Other types of ring angels have been observed on radarscopes, but the causes are not yet fully understood[[VIII-17], [VIII-18]].

Recognizing the true character of these radar angels and spurious reflections has tremendous importance for the security of the United States. Our Early Warning System, designed to notify Air Defense of imminent attacks by intercontinental ballistic missiles, has already had troubles with such radar ghosts. On October 5, 1960, a signal from Thule, Greenland, to the North American Air Defense Command flashed the warning, “Massive ICBM attack is underway.” The Canadian officer in charge had only seventeen minutes in which to decide whether to order several hundred bombers of the Strategic Air Command to retaliate against the USSR or to push the button that would cause our long-range missiles with atomic warheads to come roaring out of their underground sites.

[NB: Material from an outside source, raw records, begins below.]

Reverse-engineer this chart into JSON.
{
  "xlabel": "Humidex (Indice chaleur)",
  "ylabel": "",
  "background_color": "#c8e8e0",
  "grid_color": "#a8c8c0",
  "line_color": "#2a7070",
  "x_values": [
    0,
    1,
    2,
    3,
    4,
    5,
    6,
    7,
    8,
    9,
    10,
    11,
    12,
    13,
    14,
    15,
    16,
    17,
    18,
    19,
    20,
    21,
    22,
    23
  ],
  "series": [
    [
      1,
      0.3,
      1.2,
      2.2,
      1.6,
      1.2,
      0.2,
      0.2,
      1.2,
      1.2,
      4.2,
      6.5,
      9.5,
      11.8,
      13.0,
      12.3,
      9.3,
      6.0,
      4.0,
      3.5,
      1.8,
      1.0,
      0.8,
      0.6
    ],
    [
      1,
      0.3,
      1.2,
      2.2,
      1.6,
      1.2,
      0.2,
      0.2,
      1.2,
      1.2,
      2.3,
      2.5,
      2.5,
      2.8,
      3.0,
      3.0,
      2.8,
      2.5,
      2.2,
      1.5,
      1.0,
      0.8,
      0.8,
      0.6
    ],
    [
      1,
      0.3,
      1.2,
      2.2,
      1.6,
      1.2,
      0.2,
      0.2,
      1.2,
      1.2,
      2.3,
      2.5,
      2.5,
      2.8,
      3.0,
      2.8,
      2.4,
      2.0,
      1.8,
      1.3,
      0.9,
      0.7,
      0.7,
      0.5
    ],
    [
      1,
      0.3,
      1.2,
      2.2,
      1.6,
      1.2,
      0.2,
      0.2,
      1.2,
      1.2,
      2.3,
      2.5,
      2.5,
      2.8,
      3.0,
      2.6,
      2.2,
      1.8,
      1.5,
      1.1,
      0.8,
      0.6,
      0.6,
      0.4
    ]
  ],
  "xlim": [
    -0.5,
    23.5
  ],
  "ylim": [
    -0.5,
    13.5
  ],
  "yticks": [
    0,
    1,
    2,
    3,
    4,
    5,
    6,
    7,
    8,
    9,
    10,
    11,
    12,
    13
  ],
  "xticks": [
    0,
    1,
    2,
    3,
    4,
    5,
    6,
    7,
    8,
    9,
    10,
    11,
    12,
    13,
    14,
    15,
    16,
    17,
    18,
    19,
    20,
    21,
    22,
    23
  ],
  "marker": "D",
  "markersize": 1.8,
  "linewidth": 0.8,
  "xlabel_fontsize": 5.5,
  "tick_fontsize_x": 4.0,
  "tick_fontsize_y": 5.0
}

He immediately asked Washington: Where was Khrushchev? Khrushchev was in New York at the United Nations: the officer did not push the button that would have set the world at war.

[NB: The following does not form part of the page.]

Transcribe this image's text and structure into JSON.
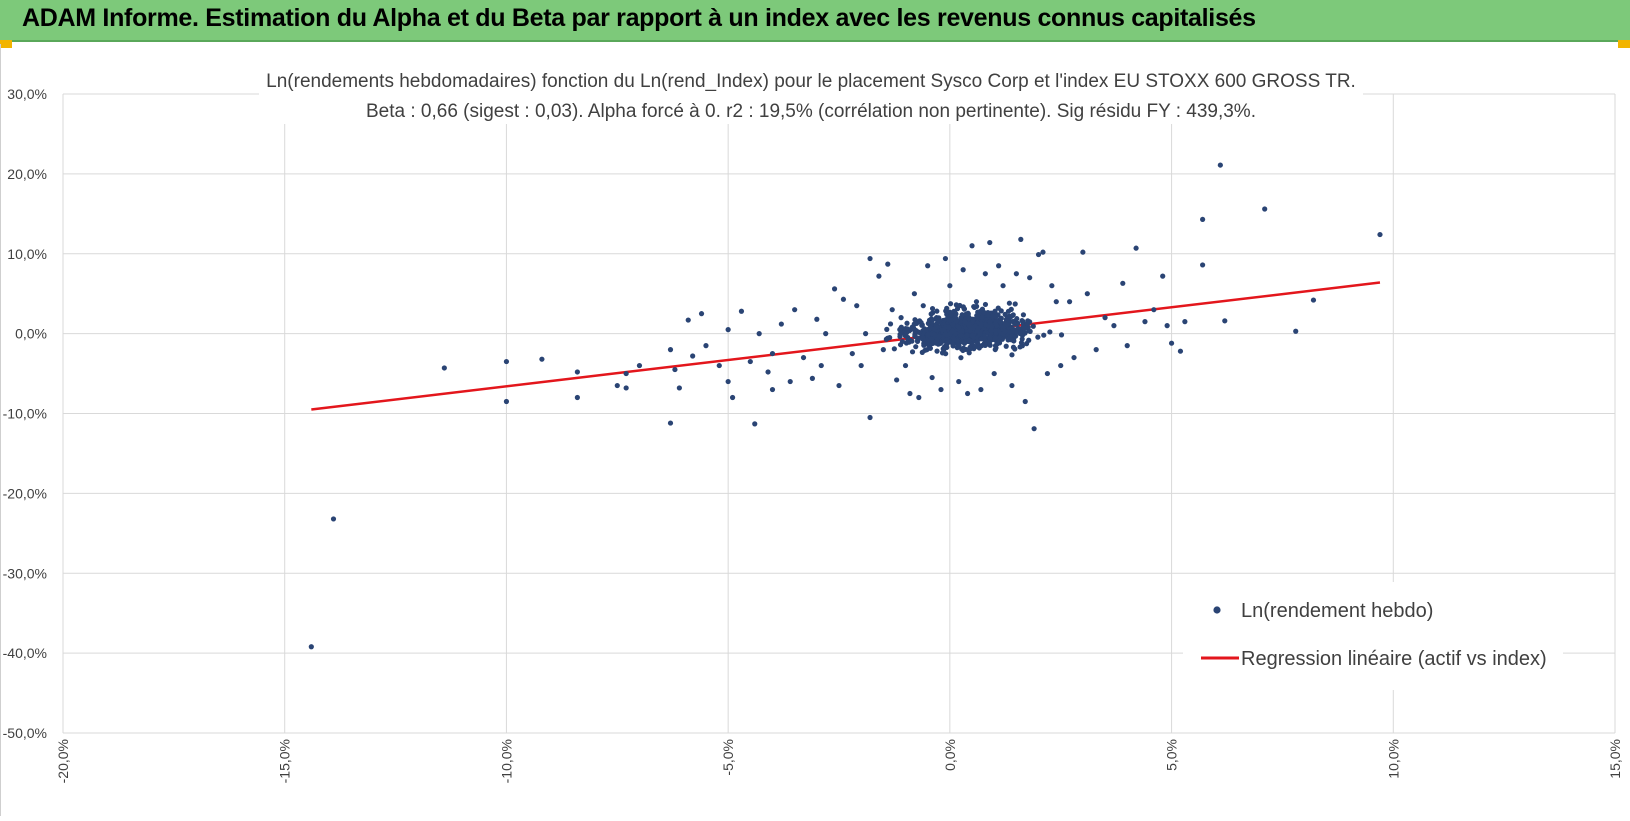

Later, he learned that radar beams reflected from the moon had produced the terrifying angels. This incident is only one of the reasons why the Air Force continues to be interested in radar UFOs. Failure to identify them correctly could threaten the effectiveness of our patrol system.

The Rapid City Sighting

One of the most complex incidents in saucer history occurred early in August 1953 near Rapid City, South Dakota. Like the sightings the previous year at Bellefontaine, Ohio, and Port Huron, Michigan, the presence of a UFO seemed to be confirmed by several types of evidence. Trained civilian and military personnel on the ground and in the air observed an unknown visually and by radar. The blips on the ground radarscope were photographed and a plane’s gun camera took a picture. If a similar incident were to occur today, Air Force investigators would probably find the answer without difficulty. In 1953, however, they were less experienced and finally classified the case as “one of the best” Unknowns.

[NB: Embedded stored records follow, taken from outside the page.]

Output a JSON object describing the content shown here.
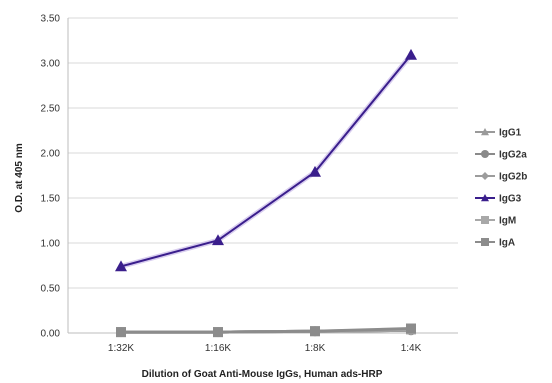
{
  "chart_data": {
    "type": "line",
    "title": "",
    "xlabel": "Dilution of Goat Anti-Mouse IgGs, Human ads-HRP",
    "ylabel": "O.D. at 405 nm",
    "categories": [
      "1:32K",
      "1:16K",
      "1:8K",
      "1:4K"
    ],
    "ylim": [
      0,
      3.5
    ],
    "yticks": [
      "0.00",
      "0.50",
      "1.00",
      "1.50",
      "2.00",
      "2.50",
      "3.00",
      "3.50"
    ],
    "grid": true,
    "legend": "right",
    "series": [
      {
        "name": "IgG1",
        "values": [
          0.01,
          0.01,
          0.02,
          0.03
        ],
        "color": "#9a9a9a",
        "marker": "triangle"
      },
      {
        "name": "IgG2a",
        "values": [
          0.01,
          0.01,
          0.02,
          0.03
        ],
        "color": "#8a8a8a",
        "marker": "circle"
      },
      {
        "name": "IgG2b",
        "values": [
          0.01,
          0.01,
          0.02,
          0.03
        ],
        "color": "#9c9c9c",
        "marker": "diamond"
      },
      {
        "name": "IgG3",
        "values": [
          0.74,
          1.03,
          1.79,
          3.09
        ],
        "color": "#3a1e8c",
        "marker": "triangle"
      },
      {
        "name": "IgM",
        "values": [
          0.01,
          0.01,
          0.02,
          0.04
        ],
        "color": "#a8a8a8",
        "marker": "square"
      },
      {
        "name": "IgA",
        "values": [
          0.01,
          0.01,
          0.02,
          0.05
        ],
        "color": "#8c8c8c",
        "marker": "square"
      }
    ]
  }
}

It is clearly impossible to solve the mystery with absolute certainty after nearly ten years, because vital information is lacking. The original records are no longer on file. Few details are available except those in Ruppelt’s sketchy summary[[VIII-3], p. 303 ff.], and some of these are inaccurate: the town of Black Hawk, for example, is not west, but northwest, of Rapid City. Although many questions of fact must therefore remain unanswered—exact times, directions, sequence of events—we offer here a highly probable explanation.

The first report came at 8:05 P.M. M.S.T. when a spotter for the Ground Observer Corps in the town of Black Hawk telephoned the Air Defense Command post near Rapid City, approximately ten miles southeast of Black Hawk, to report an extremely bright light hovering low on the horizon to the northeast. The radar operators at Ellsworth Air Force Base had been working with a jet patrol flying west of the base. After receiving the phone call, they shifted the scope to scan the northeast quadrant of the sky and picked up an unidentified target moving slowly at about 16,000 feet. Although the controller wondered at first whether the target might have been due to weather, he decided after a few minutes that it was well defined, solid, and bright.

Since the ground spotter had a visual target and the traffic controller had a radar target, he telephoned to compare notes on positions; as they were talking, the spotter interrupted the conversation to say that the light was beginning to move southwest toward Rapid City. Checking the radarscope and finding a fast-moving target the controller sent two of his men running outside to look at the sky. After a few seconds they reported that they could see a large bluish-white light moving toward them from the northeast. It made “a wide sweep” around Rapid City and then returned to a stationary position in the northeast where it had first appeared. (Unfortunately the account does not state clearly whether the “wide sweep” was observed visually or on radar.)

By this time all the witnesses were greatly excited by the UFO. The master sergeant couldn’t decide what to do next because he kept thinking, “They’re bigger than all of us!” but the traffic controller notified the F-84 patrolling in the west and asked for an intercept. The pilot soon found the light, which was still stationary. He began the chase, but when he had approached to within an estimated three miles, the light rapidly began to retreat. He continued the chase directly north for 120 miles (during which both the jet and the UFO went off the ground scope) but he could not gain on the object. Running short of fuel, he turned back toward the base. The ground scope soon picked him up again and, a few seconds later, picked up an unknown target apparently trailing the jet by ten or fifteen miles.

A second jet then took to the air, located the light, and began the pursuit. Like the first pilot, he could not close the distance between him and the receding UFO. After performing various tests to convince himself that he wasn’t chasing a reflection, he finally turned on his radar gun camera. After a few seconds the red light blinked on, indicating a solid object ahead. The pilot thereupon asked permission to break off the intercept and, having taken a photograph, returned to base. As before, the ground scope picked up the returning jet but this time the UFO did not reappear on the scope. The controller then called officials at the filter center at Fargo, North Dakota. They had not received any UFO reports; a few minutes later, however, they called back to say that spotter posts between the two cities, on a southwest-northeast line, had indeed seen a bluish-white light.